I'm not sure we should even call the reinforcement model, as it stands,
an "adaptive" model, because it can produce only the one "adaptation":
PTS+ -> 0 and PTS- -> 1. If it could automatically detect the difference
between repellents and attractants it would be properly adaptive.

With the slight modification suggested above, the reinforcement model can
handle both repellents and attractants, and would detect the difference as
"automatically" as the control model does.

But all this is rather academic. The e. coli situation is not one in which
reinforcement principles actually apply beyond the simple notions of
attraction and repulsion. There is no learning going on, only behavior
determined by the internal structure of the organism and the properties of
its environment. I think most reinforcement theorists would simply suggest
that there is no reinforcement here, only the functioning of a hard-wired
adaptive mechanism for seeking nutrients--an instinctive or reflexive
mechanism rather than one operating according to reinforcement principles.

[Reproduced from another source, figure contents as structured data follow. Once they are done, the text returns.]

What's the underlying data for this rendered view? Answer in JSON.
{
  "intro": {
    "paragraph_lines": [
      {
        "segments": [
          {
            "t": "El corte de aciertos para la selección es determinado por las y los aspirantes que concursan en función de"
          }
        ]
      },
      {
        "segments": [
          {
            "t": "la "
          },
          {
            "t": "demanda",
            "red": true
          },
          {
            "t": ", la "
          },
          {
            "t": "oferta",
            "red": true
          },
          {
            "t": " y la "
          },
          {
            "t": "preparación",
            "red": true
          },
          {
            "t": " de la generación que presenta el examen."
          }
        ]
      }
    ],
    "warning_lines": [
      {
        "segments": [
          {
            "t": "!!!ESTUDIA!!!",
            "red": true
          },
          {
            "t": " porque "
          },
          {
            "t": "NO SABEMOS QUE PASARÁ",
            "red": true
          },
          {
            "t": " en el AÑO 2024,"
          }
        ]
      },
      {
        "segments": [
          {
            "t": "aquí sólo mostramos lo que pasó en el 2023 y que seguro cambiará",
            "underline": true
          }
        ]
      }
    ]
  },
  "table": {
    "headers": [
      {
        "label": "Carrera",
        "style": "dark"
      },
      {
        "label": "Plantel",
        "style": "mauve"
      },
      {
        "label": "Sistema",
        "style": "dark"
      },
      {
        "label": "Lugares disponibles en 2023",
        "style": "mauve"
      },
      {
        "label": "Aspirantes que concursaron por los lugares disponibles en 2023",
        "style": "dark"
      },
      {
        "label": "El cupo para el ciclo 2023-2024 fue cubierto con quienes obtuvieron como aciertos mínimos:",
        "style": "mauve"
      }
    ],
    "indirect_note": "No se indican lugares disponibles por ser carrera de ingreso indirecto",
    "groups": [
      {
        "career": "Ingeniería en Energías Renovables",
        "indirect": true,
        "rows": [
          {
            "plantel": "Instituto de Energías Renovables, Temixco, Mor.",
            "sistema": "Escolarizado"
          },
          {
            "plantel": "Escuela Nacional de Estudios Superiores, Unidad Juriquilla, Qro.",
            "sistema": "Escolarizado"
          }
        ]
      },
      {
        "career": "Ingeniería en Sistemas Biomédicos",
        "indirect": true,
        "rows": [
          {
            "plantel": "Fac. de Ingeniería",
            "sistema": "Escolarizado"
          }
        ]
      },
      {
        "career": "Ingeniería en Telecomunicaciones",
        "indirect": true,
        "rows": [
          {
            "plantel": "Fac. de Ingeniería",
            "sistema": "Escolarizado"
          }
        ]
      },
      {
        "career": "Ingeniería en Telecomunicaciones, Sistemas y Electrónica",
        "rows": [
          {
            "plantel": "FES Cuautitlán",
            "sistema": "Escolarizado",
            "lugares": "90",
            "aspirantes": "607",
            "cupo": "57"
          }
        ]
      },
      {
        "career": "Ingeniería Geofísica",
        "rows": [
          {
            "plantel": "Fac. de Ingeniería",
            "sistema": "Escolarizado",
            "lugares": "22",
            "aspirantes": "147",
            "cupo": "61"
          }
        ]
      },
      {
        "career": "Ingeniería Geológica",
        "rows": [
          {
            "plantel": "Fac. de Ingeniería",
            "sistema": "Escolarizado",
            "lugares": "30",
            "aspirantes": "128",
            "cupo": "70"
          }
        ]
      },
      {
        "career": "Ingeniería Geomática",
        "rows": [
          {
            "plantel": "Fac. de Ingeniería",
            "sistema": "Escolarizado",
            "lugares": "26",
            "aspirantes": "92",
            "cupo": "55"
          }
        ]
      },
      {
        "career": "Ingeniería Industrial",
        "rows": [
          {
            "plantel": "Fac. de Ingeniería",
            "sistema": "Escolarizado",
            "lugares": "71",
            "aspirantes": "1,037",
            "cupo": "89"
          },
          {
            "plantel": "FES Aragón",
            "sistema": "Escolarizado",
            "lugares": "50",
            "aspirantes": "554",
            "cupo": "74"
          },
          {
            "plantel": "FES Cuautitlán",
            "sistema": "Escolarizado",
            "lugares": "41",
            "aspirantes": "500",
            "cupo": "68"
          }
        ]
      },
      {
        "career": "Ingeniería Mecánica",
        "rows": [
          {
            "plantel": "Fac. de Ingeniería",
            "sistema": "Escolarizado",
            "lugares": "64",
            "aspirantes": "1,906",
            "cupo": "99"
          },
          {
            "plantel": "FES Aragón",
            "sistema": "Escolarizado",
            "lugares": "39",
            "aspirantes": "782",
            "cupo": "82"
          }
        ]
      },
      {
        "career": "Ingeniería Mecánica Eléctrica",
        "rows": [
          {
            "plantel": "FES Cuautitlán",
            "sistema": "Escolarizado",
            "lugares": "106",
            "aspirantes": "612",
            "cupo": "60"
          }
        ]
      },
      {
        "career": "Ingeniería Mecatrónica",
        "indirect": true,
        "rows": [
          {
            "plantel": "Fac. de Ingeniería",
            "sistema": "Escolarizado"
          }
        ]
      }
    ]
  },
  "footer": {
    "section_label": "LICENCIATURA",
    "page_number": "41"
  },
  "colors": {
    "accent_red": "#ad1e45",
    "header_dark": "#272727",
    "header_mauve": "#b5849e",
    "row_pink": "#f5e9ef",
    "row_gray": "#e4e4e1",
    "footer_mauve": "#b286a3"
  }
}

For this reason I believe that it would be fruitless to demonstrate that
reinforcement principles cannot "handle" some restrictive situation, such as
this one, that the control model works well in. Reinforcement theorists
would be more than happy, in that case, to grant that the control model
works, but would declair that the failure of the reinforcement model in this
situation would say nothing at all about its validity, as it would not be
expected to operate under those conditions. Reinforcement theorists do not
claim that reinforcement is the ONLY source of "control over behavior."